No he olvidado nada

«¿No se te habrá olvidado algo?»

—Vaya manía que tienes de ir al hospital cada día con bolsas hasta arriba —murmuró Andrés a su esposa Lucía mientras cenaban, tras su regreso de otra visita a su hermana—.

—¿Y a ti qué te molesta? —replicó ella, sorprendida.

—No es molestia, entiendo que sea tu hermana. Pero Catalina no está grave, y tiene a su marido, a los hijos, a la nuera… ¿Para qué vas tú también? ¿O habrá algún médico guapo de por medio?

—¡Andrés, qué disparate! —le cortó Lucía, irritada—. Su doctora es una mujer, así que tu teoría se va al traste…

—En serio, explícame. ¿Por qué correr cada tarde del trabajo al hospital? Te levantas a las seis, preparas caldos, zumos… Parece masoquismo. Se te notan las ojeras.

—Vale, te lo cuento —susurró ella, recogiendo la mesa—. Voy a hacer té y hablamos.

—Por fin —dijo él—. Que no entiendo nada.

***

A los diecisiete, Lucía Marín llegó a Madrid tras terminar el instituto en un pueblo de Castilla. Quería estudiar derecho, pero al suspender la selectividad, optó por un grado superior. Nada de volver a donde las oportunidades escaseaban. Su plan era claro: formarse, trabajar y echar raíces en la ciudad.

En el pueblo había dejado a Víctor, su novio del instituto, quien prefería la vida rural trabajando en la granja familiar. Lucía, horrorizada ante ese futuro, rompió sin remordimientos. Él, indiferente, se casó al cumplir los dieciocho con una chica del lugar.

Instalada en una residencia universitaria, Lucía se esforzaba por mantener notas altas y ahorrar. Sus padres le enviaban algo de dinero cada mes, suficiente para vivir sin lujos.

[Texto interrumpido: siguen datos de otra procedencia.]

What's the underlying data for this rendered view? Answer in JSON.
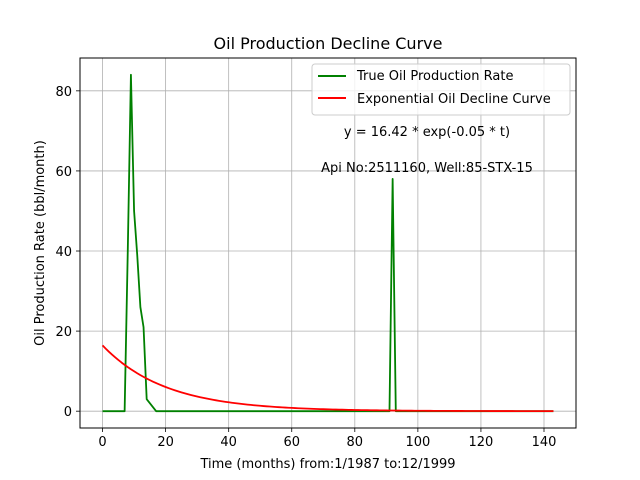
{
  "chart_data": {
    "type": "line",
    "title": "Oil Production Decline Curve",
    "xlabel": "Time (months) from:1/1987 to:12/1999",
    "ylabel": "Oil Production Rate (bbl/month)",
    "xlim": [
      -7.15,
      150.15
    ],
    "ylim": [
      -4.2,
      88.2
    ],
    "xticks": [
      0,
      20,
      40,
      60,
      80,
      100,
      120,
      140
    ],
    "yticks": [
      0,
      20,
      40,
      60,
      80
    ],
    "grid": true,
    "legend_position": "top-right",
    "annotations": [
      "y = 16.42 * exp(-0.05 * t)",
      "Api No:2511160, Well:85-STX-15"
    ],
    "series": [
      {
        "name": "True Oil Production Rate",
        "color": "#008000",
        "x": [
          0,
          7,
          8,
          9,
          10,
          11,
          12,
          13,
          14,
          15,
          16,
          17,
          90,
          91,
          92,
          93,
          94,
          143
        ],
        "y": [
          0,
          0,
          40,
          84,
          50,
          39,
          26,
          21,
          3,
          2,
          1,
          0,
          0,
          0,
          58,
          0,
          0,
          0
        ]
      },
      {
        "name": "Exponential Oil Decline Curve",
        "color": "#ff0000",
        "equation": {
          "a": 16.42,
          "b": 0.05,
          "x_start": 0,
          "x_end": 143
        }
      }
    ]
  }
}
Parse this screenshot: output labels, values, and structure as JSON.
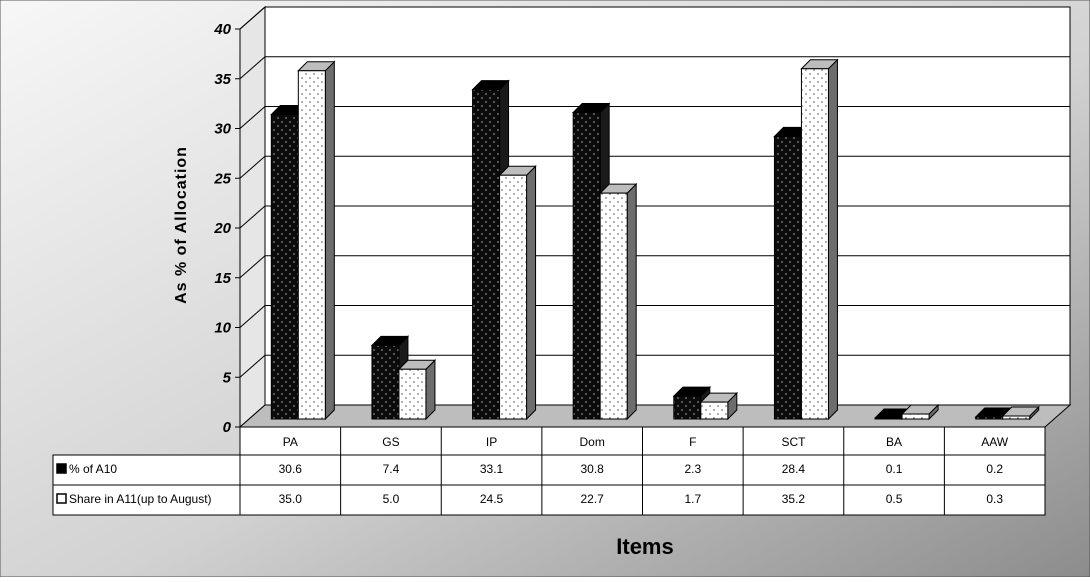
{
  "chart_data": {
    "type": "bar",
    "xlabel": "Items",
    "ylabel": "As % of Allocation",
    "ylim": [
      0,
      40
    ],
    "yticks": [
      "0",
      "5",
      "10",
      "15",
      "20",
      "25",
      "30",
      "35",
      "40"
    ],
    "categories": [
      "PA",
      "GS",
      "IP",
      "Dom",
      "F",
      "SCT",
      "BA",
      "AAW"
    ],
    "series": [
      {
        "name": "% of A10",
        "values": [
          30.6,
          7.4,
          33.1,
          30.8,
          2.3,
          28.4,
          0.1,
          0.2
        ],
        "labels": [
          "30.6",
          "7.4",
          "33.1",
          "30.8",
          "2.3",
          "28.4",
          "0.1",
          "0.2"
        ],
        "color": "#111111"
      },
      {
        "name": "Share in A11(up to August)",
        "values": [
          35.0,
          5.0,
          24.5,
          22.7,
          1.7,
          35.2,
          0.5,
          0.3
        ],
        "labels": [
          "35.0",
          "5.0",
          "24.5",
          "22.7",
          "1.7",
          "35.2",
          "0.5",
          "0.3"
        ],
        "color": "#ffffff"
      }
    ],
    "grid": true,
    "style": "3d-clustered-column-with-data-table",
    "background": "gray-gradient"
  }
}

Pero aquel otoño todo se torció. Regresaba de la biblioteca en hora punta, el autobús colapsado. Al bajar, descubrió el bolso cortado: le habían robado la cartera. Todo su dinero —la beca y lo enviado por sus padres— desapareció. Justo cuando su madre le advirtió de retrasos en el sueldo de su padre.

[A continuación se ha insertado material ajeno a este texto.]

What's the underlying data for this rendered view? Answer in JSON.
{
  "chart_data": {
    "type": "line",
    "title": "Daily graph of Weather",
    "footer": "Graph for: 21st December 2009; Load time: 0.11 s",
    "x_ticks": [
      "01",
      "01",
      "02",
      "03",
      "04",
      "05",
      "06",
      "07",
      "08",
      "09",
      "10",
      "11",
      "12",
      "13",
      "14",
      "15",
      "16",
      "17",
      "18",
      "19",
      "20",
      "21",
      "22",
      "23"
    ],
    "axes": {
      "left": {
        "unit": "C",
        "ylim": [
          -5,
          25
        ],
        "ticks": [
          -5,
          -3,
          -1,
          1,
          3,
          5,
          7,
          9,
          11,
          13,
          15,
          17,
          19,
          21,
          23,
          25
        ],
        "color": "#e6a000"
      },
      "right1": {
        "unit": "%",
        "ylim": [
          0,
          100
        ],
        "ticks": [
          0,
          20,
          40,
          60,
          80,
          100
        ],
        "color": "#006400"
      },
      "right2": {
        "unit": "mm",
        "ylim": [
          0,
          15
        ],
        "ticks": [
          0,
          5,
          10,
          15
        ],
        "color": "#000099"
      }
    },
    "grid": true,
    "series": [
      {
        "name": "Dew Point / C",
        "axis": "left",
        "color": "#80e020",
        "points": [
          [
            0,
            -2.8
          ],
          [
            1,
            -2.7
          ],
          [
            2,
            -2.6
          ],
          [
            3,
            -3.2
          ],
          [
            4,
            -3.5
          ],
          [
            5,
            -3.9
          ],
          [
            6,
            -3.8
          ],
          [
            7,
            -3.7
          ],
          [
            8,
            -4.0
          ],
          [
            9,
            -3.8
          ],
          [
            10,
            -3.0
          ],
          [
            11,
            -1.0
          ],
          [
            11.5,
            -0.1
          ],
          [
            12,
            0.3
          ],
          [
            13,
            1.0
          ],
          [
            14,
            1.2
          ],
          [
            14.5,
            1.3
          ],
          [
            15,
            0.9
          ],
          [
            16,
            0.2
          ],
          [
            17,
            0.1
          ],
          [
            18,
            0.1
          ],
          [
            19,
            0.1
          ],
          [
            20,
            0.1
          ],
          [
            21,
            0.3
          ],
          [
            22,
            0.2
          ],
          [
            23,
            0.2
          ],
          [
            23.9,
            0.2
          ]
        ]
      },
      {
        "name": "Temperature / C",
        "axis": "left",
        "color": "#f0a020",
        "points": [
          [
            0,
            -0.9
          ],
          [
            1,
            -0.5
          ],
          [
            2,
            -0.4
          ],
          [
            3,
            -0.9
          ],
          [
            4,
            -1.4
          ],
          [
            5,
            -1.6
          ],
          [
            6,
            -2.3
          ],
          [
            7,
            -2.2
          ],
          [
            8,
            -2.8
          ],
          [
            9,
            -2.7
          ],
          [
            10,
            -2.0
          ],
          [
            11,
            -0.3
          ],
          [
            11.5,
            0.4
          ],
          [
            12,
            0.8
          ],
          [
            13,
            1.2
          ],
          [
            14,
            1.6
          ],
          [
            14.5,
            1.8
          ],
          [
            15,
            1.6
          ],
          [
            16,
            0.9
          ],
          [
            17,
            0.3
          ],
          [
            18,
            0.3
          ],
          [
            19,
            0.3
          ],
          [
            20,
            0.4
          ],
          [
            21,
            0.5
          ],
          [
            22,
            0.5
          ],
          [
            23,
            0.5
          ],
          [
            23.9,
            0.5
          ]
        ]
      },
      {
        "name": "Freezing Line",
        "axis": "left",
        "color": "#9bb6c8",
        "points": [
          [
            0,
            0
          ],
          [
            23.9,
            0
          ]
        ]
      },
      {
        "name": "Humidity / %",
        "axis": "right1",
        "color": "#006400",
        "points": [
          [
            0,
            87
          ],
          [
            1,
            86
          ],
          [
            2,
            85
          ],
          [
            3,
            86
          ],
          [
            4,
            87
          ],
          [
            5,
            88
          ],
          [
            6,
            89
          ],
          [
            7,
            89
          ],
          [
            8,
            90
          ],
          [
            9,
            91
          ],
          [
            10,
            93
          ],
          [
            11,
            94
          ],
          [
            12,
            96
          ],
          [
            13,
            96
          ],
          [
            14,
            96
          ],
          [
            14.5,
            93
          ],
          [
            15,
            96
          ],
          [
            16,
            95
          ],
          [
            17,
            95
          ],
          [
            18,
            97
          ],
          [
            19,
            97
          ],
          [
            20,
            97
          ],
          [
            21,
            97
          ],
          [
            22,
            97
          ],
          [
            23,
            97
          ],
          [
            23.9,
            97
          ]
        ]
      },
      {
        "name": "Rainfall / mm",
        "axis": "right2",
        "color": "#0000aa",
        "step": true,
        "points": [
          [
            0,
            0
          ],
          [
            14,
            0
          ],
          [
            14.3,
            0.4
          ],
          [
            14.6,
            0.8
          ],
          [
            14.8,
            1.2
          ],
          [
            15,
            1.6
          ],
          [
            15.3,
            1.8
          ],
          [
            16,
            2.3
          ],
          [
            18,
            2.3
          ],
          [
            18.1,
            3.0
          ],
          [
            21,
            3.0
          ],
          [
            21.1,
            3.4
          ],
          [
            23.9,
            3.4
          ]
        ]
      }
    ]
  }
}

—¿Por qué lloras? —preguntó Marta, su compañera de habitación, al verla hundida en la cama.

Lucía lo contó entre sollozos.

—Vaya chasco —dijo Marta—. ¿Quién lleva todo el efectivo encima? Hay que guardarlo en el sujetador o en calcetines. Eres lista para los libros, pero en la calle…

Lucía asintió, avergonzada. Llamar a sus padres era imposible: su padre, albañil, llevaba meses sin cobrar; su madre, dependienta, malvivía con descuentos de la tienda.

—¿Quieres que te presente a un tipo con pasta? —soltó Marta de pronto—. A cambio de… ya sabes. Con tu cara, no faltarían candidatos.

Lucía se estremeció. Sabía que Marta se beneficiaba de esos «arreglos», pero la idea le repugnaba.

—No, gracias. ¿Podrías prestarme algo hasta la beca?

—Lo siento, me gasté todo en ropa. Pero mi oferta sigue en pie. Cuando el estómago vacía, los principios pesan menos.

Lucía se dio la vuelta y lloró en silencio hasta dormir.